Information Privacy Office

The Information Privacy Office

Information Privacy is the principle that a person should have control over their personal data or personal information, including the ability to decide how organizations collect, store and use their data.

At Utah State University, we manage a wide range of institutional data to support academic, administrative, and operational functions. A portion of this includes personal information—data about students, employees, prospective students, and other members of the USU community.

What Counts as Personal Information?

At USU, personal information is anything that can identify someone—like their name, contact details, date of birth, or government ID numbers. It also includes student and employee IDs (like A-numbers), work or class details tied to a person (such as schedules, grades, job titles, or office locations), and sensitive records like health, disability, financial aid, or payroll information. Even digital data—like usernames, login activity, swipe card use, or device and IP addresses—counts if it can be linked back to an individual.

Each type of data managed at USU carries its own set of risks, legal obligations, and handling requirements. As a result, privacy protections vary depending on the nature of the information, the individuals it pertains to—such as minors or international students—the reasons it is collected, and where and how it is processed. These factors determine which privacy laws apply and what safeguards are necessary to ensure proper data protection. 

The Information Privacy Office supports faculty, staff, and university departments by helping them recognize and apply appropriate privacy standards across systems and services. This work is guided by a principles-based framework focused on three key areas: information management, vendor management, and incident management. Each area aligns with USU’s Data Classification Standards to ensure that all data is protected based on its sensitivity and the potential risks involved.

USU Privacy Principles

The USU Privacy Principles establish guidelines for ethical and responsible handling of personal data at Utah State University, applicable to university operations. All external partners, consultants, and vendors must comply with these standards when processing data for USU. Adherence to these principles doesn't exempt any party from other legal or regulatory obligations related to privacy and data protection. These principles are dynamic and will be updated as privacy laws evolve.

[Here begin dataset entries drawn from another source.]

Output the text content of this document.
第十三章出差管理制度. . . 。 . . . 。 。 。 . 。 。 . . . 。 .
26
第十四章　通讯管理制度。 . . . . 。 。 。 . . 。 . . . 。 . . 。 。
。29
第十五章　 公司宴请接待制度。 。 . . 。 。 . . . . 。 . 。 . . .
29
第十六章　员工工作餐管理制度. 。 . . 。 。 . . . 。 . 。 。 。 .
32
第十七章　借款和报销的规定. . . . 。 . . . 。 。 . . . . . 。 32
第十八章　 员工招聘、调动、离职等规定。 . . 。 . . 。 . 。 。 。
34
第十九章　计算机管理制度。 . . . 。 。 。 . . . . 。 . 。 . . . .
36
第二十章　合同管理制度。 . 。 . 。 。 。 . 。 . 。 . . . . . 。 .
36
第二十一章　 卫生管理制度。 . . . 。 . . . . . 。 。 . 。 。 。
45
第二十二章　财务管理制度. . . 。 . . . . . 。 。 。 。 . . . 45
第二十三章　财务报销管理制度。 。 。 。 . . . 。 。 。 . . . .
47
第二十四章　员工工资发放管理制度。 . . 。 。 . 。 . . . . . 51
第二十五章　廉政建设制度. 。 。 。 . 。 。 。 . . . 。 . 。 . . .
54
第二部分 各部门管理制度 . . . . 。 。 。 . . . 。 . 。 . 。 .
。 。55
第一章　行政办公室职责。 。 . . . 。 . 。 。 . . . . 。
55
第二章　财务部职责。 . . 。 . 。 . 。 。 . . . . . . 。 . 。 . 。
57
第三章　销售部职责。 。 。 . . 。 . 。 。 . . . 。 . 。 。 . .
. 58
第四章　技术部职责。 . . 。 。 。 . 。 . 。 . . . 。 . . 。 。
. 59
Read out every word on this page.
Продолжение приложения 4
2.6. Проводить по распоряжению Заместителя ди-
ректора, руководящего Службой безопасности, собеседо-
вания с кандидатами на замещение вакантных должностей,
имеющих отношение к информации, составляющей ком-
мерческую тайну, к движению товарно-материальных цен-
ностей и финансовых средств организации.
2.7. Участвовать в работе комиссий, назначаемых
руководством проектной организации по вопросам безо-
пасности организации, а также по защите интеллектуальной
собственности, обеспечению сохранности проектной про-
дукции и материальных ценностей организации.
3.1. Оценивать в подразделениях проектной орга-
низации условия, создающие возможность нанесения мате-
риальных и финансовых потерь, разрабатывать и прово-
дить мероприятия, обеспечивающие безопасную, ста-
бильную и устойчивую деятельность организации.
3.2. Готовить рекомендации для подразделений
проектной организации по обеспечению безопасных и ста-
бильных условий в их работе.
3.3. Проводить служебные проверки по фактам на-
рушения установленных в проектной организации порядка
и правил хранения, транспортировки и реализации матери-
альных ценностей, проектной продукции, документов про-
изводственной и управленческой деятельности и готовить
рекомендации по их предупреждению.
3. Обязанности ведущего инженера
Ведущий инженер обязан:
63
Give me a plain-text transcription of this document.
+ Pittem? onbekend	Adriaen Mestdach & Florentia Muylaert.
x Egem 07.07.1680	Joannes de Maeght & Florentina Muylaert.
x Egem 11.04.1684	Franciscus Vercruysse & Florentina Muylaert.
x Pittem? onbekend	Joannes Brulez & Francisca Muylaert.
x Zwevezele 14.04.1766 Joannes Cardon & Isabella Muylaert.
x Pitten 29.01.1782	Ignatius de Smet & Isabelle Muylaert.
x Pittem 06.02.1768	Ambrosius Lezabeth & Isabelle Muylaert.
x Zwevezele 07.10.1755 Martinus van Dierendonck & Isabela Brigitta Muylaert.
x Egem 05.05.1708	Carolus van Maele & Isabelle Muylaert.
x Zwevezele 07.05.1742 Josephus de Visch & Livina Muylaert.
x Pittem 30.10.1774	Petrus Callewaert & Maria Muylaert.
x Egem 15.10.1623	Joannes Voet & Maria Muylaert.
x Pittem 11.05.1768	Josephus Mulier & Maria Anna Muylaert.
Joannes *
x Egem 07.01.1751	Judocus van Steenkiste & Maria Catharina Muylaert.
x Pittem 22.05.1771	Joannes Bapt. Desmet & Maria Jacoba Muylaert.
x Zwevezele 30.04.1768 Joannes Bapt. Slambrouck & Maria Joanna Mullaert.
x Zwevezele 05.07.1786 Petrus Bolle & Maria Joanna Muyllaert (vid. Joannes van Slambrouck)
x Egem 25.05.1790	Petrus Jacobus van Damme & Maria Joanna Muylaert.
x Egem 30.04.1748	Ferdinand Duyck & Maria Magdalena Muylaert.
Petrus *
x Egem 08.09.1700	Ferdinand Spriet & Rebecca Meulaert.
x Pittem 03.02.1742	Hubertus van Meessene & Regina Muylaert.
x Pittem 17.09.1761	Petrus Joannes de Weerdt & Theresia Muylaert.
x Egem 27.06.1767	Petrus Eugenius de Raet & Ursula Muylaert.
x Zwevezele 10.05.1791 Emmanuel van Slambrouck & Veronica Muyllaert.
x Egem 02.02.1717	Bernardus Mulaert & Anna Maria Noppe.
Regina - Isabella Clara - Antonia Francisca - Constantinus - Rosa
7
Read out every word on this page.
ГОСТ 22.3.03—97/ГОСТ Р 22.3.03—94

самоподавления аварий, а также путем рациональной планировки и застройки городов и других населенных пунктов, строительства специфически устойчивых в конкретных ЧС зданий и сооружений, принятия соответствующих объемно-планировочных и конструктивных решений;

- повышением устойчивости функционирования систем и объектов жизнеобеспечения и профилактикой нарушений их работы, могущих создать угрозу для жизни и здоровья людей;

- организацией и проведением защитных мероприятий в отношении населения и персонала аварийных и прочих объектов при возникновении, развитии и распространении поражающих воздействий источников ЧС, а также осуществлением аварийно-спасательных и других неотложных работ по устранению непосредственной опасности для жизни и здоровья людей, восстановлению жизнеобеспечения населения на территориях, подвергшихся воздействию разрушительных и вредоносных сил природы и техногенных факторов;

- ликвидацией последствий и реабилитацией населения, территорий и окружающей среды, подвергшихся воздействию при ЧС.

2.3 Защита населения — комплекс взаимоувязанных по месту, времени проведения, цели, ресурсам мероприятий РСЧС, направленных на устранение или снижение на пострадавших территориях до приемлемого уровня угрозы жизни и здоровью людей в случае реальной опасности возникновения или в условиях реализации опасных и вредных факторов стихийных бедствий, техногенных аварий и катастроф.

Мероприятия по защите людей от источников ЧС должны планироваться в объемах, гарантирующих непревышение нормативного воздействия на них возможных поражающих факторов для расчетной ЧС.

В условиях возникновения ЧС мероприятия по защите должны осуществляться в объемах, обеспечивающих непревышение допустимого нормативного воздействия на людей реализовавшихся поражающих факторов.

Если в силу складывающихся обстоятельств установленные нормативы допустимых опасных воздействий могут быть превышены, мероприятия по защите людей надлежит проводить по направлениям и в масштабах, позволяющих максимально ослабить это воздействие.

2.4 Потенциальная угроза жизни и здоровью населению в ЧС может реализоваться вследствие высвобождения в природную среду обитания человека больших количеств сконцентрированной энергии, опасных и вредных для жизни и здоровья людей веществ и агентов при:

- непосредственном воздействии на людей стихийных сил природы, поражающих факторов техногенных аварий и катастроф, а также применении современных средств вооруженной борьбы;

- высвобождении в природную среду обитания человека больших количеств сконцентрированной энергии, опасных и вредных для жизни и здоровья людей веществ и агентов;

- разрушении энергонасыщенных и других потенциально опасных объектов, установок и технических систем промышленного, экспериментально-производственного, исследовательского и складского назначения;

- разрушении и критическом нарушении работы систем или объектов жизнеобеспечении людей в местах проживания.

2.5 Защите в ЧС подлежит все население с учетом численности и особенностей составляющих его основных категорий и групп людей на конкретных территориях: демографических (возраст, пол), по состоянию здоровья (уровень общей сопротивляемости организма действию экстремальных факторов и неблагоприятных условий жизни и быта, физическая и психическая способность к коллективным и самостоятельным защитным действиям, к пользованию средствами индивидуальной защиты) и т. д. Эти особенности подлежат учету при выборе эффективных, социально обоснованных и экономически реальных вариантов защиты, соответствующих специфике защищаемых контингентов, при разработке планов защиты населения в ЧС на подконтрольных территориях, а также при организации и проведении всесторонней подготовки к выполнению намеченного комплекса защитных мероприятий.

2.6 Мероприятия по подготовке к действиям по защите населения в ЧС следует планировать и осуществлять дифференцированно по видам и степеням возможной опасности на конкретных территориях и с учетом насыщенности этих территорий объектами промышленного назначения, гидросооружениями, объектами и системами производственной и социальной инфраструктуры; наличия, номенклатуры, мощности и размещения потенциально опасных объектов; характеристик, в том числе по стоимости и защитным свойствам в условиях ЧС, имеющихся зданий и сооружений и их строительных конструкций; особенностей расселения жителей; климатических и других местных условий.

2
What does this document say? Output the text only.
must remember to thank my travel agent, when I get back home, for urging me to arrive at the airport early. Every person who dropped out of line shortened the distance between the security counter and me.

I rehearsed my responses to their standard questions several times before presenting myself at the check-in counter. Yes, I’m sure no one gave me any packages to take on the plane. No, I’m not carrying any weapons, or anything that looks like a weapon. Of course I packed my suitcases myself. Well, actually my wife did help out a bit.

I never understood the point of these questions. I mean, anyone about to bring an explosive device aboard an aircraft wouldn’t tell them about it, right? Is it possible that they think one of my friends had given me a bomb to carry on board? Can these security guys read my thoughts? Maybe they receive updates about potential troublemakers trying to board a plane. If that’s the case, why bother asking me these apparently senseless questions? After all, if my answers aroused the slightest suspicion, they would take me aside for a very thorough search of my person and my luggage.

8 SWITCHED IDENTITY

1. Transparency, Notice, and Choice
   Inform individuals clearly and accessibly about the collection, use, and sharing of their personal data. Where feasible, provide meaningful choices, including obtaining informed consent for certain uses.
   
   
2. Minimization
   Collect and use only the personal data necessary to accomplish a specific, legitimate purpose.
   
   
3. Responsible and Ethical Use
   Use personal data strictly for communicated purposes or as permitted by law. Manage information with integrity, accountability, and fairness.
   
   
4. Need to Know
   Restrict access to personal data to individuals who require it to perform authorized university functions
   
   
5. Security and Protection
   Implement administrative, technical, and physical safeguards to protect personal data from unauthorized access, use, disclosure, or loss.
6. De-Identification and Anonymization
   Where possible, remove personal identifiers or apply de-identification techniques to reduce risks to individuals.
   
   
7. Data Stewardship and Accountability
   Assign clear responsibility for managing data. Data owners must ensure compliance, assess risks, and respond to privacy inquiries or concerns.
   
   
8. Third-Party Management
   Share personal data only with partners who meet or exceed USU’s privacy and security requirements, governed by formal agreements.
   
   
9. Retention, Deletion, and Disposal
   Keep personal data only as long as necessary for operational or legal reasons. Delete, archive, or securely dispose of data when it is no longer needed.
   
   
10. Geospecific Compliance
    Comply with privacy laws and regulations specific to the jurisdictions where data is collected, stored, accessed, or transferred.
    
    
11. Incident Response and Reporting
    Promptly report suspected or confirmed privacy incidents to the appropriate university office for immediate investigation and resolution.